The peri-menopause occurs before the menstrual cycle ends completely. It last about 4 years on average. This is the time women usually develop signs and symptoms associated with the “change of life”. During this time, the menstrual cycles should become lighter and further apart. Your health provider should investigate heavier or more frequent bleeding. Women also experience “hot” flashes, which are considered the cardinal symptom. They are described as a warm feeling over the head, chest or neck that ends in profuse sweating. It last seconds to minutes, but some up to an hour. Their intensity is worsened with stress, alcohol, spicy foods and hot climates.

Other symptoms include irritability, anxiety, depression, insomnia, nervousness, fatigue, and decreased sexual desire. Women also complain of vaginal dryness, irritation, pain and tightness, especially during intercourse. Topical estrogen creams or slow-release estrogen vaginal rings may be helpful in lubricating the vaginal area, as well as natural over-the-counter lubricants. Also joint/muscle pain, decrease breast size, palpitations and loss of urine occur.

The thyroid should be checked during this time, as thyroid disease has many similar symptoms.

Hormone replacement therapy of peri-menopausal symptoms came under scrutiny when the Women’s Health Initiative in July 2002 correlated long term use of hormones with an increase risk of heart attacks, breast cancer, thromboembolism (blood clots in the legs) and stroke.

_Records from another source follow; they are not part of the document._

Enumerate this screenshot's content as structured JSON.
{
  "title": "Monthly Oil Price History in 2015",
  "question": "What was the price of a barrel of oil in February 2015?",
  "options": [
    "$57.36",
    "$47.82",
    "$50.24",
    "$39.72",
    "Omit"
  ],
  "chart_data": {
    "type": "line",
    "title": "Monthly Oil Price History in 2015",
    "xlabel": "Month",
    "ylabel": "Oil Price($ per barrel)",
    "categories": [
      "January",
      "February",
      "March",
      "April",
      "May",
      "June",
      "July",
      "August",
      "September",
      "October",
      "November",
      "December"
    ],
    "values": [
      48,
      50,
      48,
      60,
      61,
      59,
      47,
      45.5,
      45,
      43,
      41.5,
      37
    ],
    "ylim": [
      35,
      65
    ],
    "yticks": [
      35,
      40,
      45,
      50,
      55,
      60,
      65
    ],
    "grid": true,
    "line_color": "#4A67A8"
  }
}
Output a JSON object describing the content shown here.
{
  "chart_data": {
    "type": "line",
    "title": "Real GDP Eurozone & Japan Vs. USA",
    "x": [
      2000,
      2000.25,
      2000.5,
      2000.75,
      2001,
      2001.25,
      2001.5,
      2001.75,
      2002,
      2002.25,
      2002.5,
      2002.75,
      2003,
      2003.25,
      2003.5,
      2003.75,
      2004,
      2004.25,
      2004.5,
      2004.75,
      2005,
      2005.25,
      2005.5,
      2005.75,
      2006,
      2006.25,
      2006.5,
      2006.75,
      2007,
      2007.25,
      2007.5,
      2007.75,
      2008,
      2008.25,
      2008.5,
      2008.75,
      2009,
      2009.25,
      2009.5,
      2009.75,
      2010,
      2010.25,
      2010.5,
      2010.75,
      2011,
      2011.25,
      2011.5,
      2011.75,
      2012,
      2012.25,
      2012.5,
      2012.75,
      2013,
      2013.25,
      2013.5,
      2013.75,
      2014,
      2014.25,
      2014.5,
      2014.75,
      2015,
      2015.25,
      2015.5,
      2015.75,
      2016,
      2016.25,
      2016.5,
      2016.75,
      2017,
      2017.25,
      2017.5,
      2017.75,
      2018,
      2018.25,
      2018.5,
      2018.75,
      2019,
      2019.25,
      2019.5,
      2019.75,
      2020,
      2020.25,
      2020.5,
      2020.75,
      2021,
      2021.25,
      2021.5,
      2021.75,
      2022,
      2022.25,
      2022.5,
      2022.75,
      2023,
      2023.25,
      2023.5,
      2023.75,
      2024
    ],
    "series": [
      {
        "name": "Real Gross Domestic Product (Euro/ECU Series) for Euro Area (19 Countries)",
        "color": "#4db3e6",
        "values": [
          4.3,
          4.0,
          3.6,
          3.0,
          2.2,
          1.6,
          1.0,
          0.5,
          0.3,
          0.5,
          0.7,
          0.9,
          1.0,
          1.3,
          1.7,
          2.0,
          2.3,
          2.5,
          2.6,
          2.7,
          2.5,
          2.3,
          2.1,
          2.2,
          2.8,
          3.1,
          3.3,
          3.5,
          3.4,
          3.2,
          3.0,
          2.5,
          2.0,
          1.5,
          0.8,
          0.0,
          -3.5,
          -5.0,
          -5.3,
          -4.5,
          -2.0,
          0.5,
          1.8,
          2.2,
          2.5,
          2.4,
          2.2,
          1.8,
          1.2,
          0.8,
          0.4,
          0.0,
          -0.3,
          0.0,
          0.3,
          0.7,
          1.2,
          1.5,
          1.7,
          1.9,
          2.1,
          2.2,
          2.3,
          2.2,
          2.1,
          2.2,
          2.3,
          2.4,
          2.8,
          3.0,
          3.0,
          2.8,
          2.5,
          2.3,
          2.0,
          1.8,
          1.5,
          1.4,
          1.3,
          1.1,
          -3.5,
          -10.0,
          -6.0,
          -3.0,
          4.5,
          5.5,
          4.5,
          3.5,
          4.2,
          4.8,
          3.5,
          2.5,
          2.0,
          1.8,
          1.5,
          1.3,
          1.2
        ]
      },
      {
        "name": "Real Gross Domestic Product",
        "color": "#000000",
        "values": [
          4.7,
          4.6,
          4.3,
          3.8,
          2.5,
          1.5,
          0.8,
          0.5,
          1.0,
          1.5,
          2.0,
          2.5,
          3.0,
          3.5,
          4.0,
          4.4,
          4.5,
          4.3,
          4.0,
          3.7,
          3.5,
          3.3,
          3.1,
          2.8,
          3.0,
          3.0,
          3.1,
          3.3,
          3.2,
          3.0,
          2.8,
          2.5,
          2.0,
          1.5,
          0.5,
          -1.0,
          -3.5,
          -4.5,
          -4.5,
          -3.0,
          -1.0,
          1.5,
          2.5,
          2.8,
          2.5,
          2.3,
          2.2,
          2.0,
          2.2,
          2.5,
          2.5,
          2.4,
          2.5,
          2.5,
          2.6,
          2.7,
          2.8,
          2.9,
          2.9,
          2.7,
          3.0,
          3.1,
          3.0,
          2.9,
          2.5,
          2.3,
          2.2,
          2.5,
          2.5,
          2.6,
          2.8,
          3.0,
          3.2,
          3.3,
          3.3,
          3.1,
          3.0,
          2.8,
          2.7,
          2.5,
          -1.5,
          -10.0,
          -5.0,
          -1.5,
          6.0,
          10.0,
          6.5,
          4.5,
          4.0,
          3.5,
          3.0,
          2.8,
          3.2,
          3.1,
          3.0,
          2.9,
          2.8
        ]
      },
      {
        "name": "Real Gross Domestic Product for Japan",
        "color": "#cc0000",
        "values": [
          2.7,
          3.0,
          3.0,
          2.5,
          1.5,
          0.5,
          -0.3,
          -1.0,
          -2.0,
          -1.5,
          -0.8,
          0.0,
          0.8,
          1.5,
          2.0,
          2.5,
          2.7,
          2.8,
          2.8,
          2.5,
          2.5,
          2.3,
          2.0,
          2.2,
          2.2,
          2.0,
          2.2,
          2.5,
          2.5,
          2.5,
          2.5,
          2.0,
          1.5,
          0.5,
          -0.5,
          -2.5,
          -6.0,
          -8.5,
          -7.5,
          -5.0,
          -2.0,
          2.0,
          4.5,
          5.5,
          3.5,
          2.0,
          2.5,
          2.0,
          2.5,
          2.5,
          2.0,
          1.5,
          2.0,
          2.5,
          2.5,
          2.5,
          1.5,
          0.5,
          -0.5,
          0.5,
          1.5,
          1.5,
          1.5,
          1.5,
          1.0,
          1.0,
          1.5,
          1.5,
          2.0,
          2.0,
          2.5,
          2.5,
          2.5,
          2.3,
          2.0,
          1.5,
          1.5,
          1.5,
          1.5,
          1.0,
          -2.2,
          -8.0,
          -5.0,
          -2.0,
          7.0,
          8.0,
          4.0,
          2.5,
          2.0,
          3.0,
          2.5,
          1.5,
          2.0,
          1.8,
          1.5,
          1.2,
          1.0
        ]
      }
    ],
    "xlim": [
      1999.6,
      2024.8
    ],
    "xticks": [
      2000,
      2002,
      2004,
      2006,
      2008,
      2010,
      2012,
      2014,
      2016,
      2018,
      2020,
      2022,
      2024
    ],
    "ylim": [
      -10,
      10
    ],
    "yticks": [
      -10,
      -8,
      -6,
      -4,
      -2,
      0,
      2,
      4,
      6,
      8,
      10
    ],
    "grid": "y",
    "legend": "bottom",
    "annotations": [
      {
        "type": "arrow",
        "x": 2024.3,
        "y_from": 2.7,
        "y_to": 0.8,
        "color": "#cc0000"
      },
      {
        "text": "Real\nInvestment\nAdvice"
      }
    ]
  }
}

However these patients also had decreased risks for osteoporosis (softening of the bones) that can lead to fractures and colon-rectal cancer. Hormone replacement does work well for some women, and can be used for limited time with close physician supervision and extensive counseling on the personal risk vs. benefits. Recent studies show hormone replacement in younger perimenopausal women (less than 70) who have had a hysterectomy may have a decrease risk of breast cancer.

Some studies show phytoestrogens (soy, Black Cohosh), red clover isoflavone supplements, grains, oats, wheat, brown rice, tofu, almonds, cashews, fish and fresh fruits/vegetables may be helpful in your diet.

Avoid caffeine (found in some coffee, tea, pop) and carbonated beverages. Reduce red meats; they are high in saturated fats and lower salt intake. Avoid alcohol, smoking and non-pharmaceutical drugs.

There are other areas of health concerns for women at this time. Bone loss occurs that leads to osteoporosis. Vitamin D (400-600 IU /d) and Calcium supplements. (1000-1500 mg/d) is suggested. Microcrystalline calcium hydroxyapatite calcium (MCHC) or calcium citrate is better absorbed than calcium carbonate. Magnesium (500 mg to 750 mg daily) increases the absorption of calcium. Weight-bearing exercise is advised. Pharmaceutical supplements to reduce bone loss can be discussed with your provider. Since there is an increased risk of heart disease at this time, life-style changes are important and medications to reduce high cholesterol are available. The cholesterol cam also is lowered by the diet, especially avoiding high saturated fats. Breast cancer risk is increased too so get your mammogram every year after 40.